Does this sound like you? In contrast, the generalised view across popular culture is one of virtual zombies; only content to spend their working hours on Facebook when, in fact, over one in four Generation Y individuals are in management positions, and spend considerable amounts of time at their job.
Sarah Green Carmichael wrote on the issue in an article entitled 'Millennials Are Actually Workaholics, According to Research' for Harvard Business Review, and highlighted that the findings were shocking: “We may be setting a new workplace norm, one where time off truly isn’t valued… about half of Millennial managers said that company pressure kept them from approving employee’s requests for time off, compared with only a third of older managers.”
A tale as old as time
Katie Denis, Senior Project Director of Project: Time Off attributed technology as one of the reasons for spending so much time at work, or working: “This is the first totally connected generation,” said Katie. “From the day they came into the workforce they’ve had email. They’ve never really left a physical place and said, ‘OK I’m done for the day.'”

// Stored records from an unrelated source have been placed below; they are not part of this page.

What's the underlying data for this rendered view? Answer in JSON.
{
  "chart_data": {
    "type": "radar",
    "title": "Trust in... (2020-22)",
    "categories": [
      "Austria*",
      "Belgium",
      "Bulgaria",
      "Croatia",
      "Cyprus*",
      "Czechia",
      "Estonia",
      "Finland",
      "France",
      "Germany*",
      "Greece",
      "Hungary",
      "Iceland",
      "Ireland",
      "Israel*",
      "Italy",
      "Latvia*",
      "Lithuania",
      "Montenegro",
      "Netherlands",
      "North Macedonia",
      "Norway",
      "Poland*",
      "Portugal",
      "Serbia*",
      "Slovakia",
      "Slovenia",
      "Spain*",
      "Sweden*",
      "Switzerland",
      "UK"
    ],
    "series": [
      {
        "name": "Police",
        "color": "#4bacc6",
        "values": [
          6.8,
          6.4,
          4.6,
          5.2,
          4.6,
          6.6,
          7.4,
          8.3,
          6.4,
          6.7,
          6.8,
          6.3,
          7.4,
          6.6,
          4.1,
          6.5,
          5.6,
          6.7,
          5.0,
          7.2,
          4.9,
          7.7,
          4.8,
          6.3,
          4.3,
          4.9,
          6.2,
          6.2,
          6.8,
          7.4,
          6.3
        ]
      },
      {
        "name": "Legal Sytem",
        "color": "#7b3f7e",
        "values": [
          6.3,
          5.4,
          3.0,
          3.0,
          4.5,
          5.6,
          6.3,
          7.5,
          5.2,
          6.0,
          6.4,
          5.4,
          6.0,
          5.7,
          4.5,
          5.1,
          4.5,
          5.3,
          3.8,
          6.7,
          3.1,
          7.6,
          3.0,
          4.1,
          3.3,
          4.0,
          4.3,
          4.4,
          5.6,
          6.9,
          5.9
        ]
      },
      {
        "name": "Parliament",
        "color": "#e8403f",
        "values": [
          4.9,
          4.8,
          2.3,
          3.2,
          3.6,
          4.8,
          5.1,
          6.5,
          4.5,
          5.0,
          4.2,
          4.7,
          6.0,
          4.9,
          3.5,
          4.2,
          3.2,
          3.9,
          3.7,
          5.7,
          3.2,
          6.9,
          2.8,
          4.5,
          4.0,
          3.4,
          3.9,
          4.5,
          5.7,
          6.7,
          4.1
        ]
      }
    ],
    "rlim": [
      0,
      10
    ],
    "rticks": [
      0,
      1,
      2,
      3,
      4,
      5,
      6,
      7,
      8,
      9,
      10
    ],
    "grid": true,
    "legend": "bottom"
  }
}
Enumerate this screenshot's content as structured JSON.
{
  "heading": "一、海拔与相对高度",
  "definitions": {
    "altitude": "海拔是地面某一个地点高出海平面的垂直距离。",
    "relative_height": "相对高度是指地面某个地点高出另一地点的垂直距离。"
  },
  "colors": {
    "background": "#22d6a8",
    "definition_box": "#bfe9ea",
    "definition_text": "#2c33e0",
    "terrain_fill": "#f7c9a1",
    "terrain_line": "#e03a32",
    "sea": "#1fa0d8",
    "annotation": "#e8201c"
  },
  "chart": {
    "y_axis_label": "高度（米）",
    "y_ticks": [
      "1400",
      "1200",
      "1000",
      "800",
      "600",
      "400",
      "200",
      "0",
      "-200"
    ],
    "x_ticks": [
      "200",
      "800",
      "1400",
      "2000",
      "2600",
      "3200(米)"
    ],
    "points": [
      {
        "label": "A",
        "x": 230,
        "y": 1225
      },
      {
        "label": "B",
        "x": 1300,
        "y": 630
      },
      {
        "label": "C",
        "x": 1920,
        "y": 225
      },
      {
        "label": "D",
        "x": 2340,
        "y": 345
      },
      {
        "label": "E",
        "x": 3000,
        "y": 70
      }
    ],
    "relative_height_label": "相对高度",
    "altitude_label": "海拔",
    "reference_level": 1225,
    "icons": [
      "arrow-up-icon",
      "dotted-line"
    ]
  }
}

We know our CA Students are some of the most hardworking individuals out there; juggling a job, a training position, and studying.
The knock-on effect of declining budgets has helped to spur overtime hours due to the fear that individuals could lose their job, which is understandable given that this generation has suffered the effects of recessions in the early 80s, early 90s and of course, the Great Recession in 2008.
What is known, however, is that productivity can begin to suffer if an individual does not take enough breaks or rest periods – and they need to do this with the support of older generations.
The Undercover Recruiter reported that without taking holidays, "it's likely that you will start to build negative feelings towards work or your employer, and it could also take its toll on your health. In order to be happy at work and maintain the drive to work at the best of your ability, it’s important for you to be able to balance work and your personal life, so that you are not deprived of doing things you enjoy outside of work and are living a healthy lifestyle."
We know our CA Students are some of the most hardworking individuals out there; juggling a job, a training position, and studying: we know that you’re giving 110%, 25 hours a day – just remember to take a break now and again like everyone else!